Tja, wie ihr schon gesehen habt, das war der Papa und jetzt kommt das Kindchen. Annika ist mein Name, auch genannt Afrika.

 

Mein Name hat, ebenso wie Papas, eine kleine aber feine Geschichte:

 

In der Wohngruppe, in der ich die ersten eineinhalb Jahre meiner Ausbildung verbrachte, habe ich viele Menschen kennen gelernt, sowohl Bewohner wie auch Betreuer. Diese Bewohner hatten zum Teil Probleme, Namen richtig auszusprechen. Also taufte mich einer von ihnen - ich nenne ihn jetzt mal den Mühlemann - kurzerhand "Afrika". Anscheinend fanden meine Kollegen, dass dieser Name viel besser zu mir passen würde. Und seitdem bin ich für dieses Trüppchen die "Afrika". Als ich dann auch noch nach Afrika gegangen bin, war der Name natürlich perfekt!

 

Hier schreib ich mal was, für alle, die es vielleicht noch nicht wissen.

Ich bin ein 27-jähriges Mädel mit drei großen und zwei kleinen Brüdern (ja, richtig gezählt, wir sind WIRKLICH sechs!) und einem chaotischen Leben, das ich immer wieder verzweifelt versuche zu ordnen. Mit mäßigen Erfolg...

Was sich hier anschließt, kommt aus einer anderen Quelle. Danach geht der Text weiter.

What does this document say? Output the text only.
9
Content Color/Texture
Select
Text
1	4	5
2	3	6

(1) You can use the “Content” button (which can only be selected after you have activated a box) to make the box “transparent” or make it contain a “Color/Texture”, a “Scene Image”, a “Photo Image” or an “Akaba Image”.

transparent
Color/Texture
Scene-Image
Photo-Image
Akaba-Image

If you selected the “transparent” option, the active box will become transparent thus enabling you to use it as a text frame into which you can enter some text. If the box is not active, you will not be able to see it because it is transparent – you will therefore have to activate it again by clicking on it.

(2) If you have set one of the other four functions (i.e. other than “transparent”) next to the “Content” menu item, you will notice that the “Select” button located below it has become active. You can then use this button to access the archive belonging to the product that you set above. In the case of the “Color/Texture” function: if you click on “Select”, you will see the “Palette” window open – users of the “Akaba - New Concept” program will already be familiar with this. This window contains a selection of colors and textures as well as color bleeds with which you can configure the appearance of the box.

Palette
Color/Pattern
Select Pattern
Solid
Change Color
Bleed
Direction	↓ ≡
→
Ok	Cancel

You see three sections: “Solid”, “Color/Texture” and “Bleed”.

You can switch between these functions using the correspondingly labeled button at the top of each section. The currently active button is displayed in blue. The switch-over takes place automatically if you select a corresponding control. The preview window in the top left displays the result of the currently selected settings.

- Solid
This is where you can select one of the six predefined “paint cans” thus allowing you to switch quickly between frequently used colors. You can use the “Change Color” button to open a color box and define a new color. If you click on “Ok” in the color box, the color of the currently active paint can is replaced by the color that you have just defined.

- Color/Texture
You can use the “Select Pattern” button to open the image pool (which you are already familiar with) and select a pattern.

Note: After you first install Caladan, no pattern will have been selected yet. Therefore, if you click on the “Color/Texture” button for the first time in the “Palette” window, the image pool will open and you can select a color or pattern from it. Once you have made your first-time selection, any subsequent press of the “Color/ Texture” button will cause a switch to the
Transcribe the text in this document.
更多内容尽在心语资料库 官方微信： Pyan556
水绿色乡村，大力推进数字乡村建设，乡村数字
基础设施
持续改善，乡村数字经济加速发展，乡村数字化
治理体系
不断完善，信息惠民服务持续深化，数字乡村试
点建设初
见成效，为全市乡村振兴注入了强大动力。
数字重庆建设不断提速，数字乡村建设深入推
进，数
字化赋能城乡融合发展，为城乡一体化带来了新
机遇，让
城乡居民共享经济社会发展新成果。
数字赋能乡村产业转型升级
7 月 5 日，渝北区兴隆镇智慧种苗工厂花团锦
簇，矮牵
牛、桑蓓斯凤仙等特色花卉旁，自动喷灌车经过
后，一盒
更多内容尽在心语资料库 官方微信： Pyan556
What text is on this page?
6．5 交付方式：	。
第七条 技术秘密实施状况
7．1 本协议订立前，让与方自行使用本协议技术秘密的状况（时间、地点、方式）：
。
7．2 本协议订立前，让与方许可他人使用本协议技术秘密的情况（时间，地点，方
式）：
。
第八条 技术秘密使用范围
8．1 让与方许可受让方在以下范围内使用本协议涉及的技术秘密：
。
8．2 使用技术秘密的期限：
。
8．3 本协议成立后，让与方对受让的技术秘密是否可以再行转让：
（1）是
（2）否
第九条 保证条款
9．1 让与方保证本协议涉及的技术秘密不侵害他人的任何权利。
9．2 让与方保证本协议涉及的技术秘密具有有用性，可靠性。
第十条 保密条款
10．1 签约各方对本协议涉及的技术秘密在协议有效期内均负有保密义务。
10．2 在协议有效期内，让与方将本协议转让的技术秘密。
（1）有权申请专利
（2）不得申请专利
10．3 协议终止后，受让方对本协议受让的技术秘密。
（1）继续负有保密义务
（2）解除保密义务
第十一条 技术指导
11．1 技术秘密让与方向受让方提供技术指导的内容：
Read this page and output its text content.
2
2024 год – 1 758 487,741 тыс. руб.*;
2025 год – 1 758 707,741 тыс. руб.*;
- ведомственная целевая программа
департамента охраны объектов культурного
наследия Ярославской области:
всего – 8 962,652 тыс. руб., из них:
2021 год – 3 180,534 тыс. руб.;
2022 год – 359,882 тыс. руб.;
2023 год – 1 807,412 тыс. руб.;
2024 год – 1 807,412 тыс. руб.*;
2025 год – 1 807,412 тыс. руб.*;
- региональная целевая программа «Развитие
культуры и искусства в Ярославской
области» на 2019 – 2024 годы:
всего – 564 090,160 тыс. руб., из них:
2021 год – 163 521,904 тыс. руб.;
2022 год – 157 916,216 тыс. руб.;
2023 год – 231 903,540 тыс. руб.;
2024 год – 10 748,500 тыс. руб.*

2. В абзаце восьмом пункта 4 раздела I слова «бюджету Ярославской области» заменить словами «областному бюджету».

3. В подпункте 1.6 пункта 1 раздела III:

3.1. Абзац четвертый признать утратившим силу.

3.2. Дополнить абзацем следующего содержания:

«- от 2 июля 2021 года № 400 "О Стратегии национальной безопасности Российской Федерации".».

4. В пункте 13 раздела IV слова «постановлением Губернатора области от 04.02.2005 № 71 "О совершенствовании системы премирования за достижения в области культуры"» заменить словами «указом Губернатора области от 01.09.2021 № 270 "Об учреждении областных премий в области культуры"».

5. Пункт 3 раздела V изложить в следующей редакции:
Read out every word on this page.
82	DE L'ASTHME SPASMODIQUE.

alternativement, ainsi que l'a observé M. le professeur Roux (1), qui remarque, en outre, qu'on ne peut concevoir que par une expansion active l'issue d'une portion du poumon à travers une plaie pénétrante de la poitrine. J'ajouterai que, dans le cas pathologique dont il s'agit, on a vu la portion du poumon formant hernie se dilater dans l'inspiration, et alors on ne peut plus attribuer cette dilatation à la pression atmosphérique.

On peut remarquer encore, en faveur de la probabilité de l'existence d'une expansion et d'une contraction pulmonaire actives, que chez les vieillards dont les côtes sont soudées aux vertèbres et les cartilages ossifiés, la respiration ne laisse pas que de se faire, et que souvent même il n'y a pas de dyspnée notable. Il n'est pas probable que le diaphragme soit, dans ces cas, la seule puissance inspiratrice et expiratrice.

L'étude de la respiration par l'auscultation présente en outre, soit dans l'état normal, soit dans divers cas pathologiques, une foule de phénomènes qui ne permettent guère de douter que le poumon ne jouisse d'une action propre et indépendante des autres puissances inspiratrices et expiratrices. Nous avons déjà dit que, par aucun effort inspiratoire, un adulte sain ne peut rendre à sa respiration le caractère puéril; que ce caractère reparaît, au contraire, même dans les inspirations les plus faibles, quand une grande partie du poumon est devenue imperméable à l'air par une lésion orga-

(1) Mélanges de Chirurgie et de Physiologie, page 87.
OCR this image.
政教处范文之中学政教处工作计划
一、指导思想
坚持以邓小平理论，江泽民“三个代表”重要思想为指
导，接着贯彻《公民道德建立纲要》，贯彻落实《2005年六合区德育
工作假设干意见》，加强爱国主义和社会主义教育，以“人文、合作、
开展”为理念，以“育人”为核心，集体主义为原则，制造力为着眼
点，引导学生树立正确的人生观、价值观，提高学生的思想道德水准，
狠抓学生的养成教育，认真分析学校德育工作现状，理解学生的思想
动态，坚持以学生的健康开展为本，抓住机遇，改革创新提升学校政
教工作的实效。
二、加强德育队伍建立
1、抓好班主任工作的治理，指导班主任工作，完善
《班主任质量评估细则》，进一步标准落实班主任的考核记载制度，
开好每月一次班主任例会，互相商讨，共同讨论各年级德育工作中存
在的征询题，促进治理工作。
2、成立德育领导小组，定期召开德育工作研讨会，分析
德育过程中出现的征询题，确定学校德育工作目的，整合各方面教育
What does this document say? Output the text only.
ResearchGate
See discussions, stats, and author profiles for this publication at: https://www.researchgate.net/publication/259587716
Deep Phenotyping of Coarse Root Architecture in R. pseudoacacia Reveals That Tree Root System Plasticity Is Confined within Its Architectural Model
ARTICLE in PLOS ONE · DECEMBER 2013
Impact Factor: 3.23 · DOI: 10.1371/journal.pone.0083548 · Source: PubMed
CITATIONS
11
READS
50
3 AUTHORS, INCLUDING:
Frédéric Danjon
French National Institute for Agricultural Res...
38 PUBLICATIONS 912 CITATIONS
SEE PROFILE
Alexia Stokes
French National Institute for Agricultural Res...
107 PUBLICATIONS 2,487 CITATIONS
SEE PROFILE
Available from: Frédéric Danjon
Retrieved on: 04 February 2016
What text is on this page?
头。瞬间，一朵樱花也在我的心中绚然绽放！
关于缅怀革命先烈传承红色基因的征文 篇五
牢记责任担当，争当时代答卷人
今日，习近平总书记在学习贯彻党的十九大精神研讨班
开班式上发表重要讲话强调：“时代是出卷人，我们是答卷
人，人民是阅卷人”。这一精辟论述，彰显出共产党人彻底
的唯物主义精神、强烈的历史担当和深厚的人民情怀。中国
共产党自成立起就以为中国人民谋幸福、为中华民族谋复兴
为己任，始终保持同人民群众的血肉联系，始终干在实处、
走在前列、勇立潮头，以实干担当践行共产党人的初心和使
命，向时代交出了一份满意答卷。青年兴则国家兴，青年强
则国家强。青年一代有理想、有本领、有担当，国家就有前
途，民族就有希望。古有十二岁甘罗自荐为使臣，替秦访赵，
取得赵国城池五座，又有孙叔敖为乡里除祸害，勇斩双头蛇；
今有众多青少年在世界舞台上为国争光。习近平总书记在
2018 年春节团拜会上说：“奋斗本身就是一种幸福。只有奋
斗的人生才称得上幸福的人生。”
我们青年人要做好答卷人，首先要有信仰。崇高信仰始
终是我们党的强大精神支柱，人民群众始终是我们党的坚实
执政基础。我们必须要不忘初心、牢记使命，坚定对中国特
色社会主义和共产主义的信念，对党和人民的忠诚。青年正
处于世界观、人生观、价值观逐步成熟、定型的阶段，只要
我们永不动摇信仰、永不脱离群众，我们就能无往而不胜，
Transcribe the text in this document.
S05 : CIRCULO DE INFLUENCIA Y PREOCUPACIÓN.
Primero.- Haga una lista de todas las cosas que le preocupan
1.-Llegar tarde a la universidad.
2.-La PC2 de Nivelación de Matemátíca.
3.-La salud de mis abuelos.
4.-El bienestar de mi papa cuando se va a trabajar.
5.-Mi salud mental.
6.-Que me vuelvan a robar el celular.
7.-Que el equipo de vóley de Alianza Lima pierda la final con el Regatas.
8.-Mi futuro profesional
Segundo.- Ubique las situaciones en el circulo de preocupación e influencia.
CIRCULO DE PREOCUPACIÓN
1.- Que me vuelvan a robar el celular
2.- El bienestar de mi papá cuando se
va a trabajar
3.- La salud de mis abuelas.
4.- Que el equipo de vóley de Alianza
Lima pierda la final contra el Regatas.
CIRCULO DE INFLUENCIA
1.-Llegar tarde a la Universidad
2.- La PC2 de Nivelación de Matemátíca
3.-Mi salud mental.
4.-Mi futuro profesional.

Ich arbeite inzwischen wieder als Heilerziehungspflegerin, diesmal im Nachtdienst, in meinem alten Wohnheim, und spare Geld für unseren Jakobsweg!

 

Noch ein paar Dinge, die mir wichtig sind und die mich zu dem machen, was ich bin: Meine Familie ist mein Leben. In (übertrieben gesagt) völliger Selbstaufgabe reiß ich mir ein Beinchen aus für jede Kleinigkeit, die meine Familie und meine engsten Freunde betrifft. Diese ausgeprägte Form von Helfersyndrom erklärt, warum ich manchmal etwas anstrengend für die Betroffenen werde (Wehe, einer von euch bestätigt das jetzt!). Naja, ansonsten bin ich doch ein recht positiver Mensch, dem zu allem und jedem noch ein kleiner blöder Spruch einfällt und damit das Leben ein Stück leichter fällt.

 

So, ich glaube, das war jetzt tiefgründig genug...

 

 

 

 

 

Die Blutjunge

 

Natürlich melde ich mich hier als Jüngste im Bunde auch zu Wort. Sira ist mein Name. Mit „Jüngste im Bunde“ meine ich, ich bin noch keine zwei Jahre alt, hab aber schon Einiges erlebt.

 

Mein Spitzname „Griechische Göttin“ hat mit meiner Geschichte zu tun. Geboren wurde ich in Griechenland. Mit meiner Mama und meinen Geschwistern habe ich mich auf der Straße durchgeschlagen. Oft sind wir mit anderen Streunern aneinandergeraten. Leider war ich als Welpe oft unterlegen. Seitdem trage ich zwei Narben in meinem Gesicht. Das habe ich nie vergessen. Deswegen habe ich vor anderen Hunden fast immer Angst und tu so, als wäre ich ganz stark, zumindest an der Leine. Wenn ich nicht an der Leine bin, unterwerfe ich mich lieber ganz schnell, dann sind die anderen meistens nett zu mir und wir können spielen.

 

Viele Menschen in Griechenland können solche Hunde wie mich nicht besonders gut leiden. Ich weiß nicht mehr genau, wie es passiert ist, aber irgendwie hat mir jemand oder etwas die Rute gebrochen, als ich ein Baby war. Gute Menschen wollten mir helfen und haben meine schöne Rute amputiert. Leider haben sie dabei nicht gut aufgepasst, wo genau mein Bruch war, und jetzt hab ich nur noch ein halbes Schwänzchen, aber der Bruch ist noch da. Das sieht komisch aus, tut mir aber nicht weh.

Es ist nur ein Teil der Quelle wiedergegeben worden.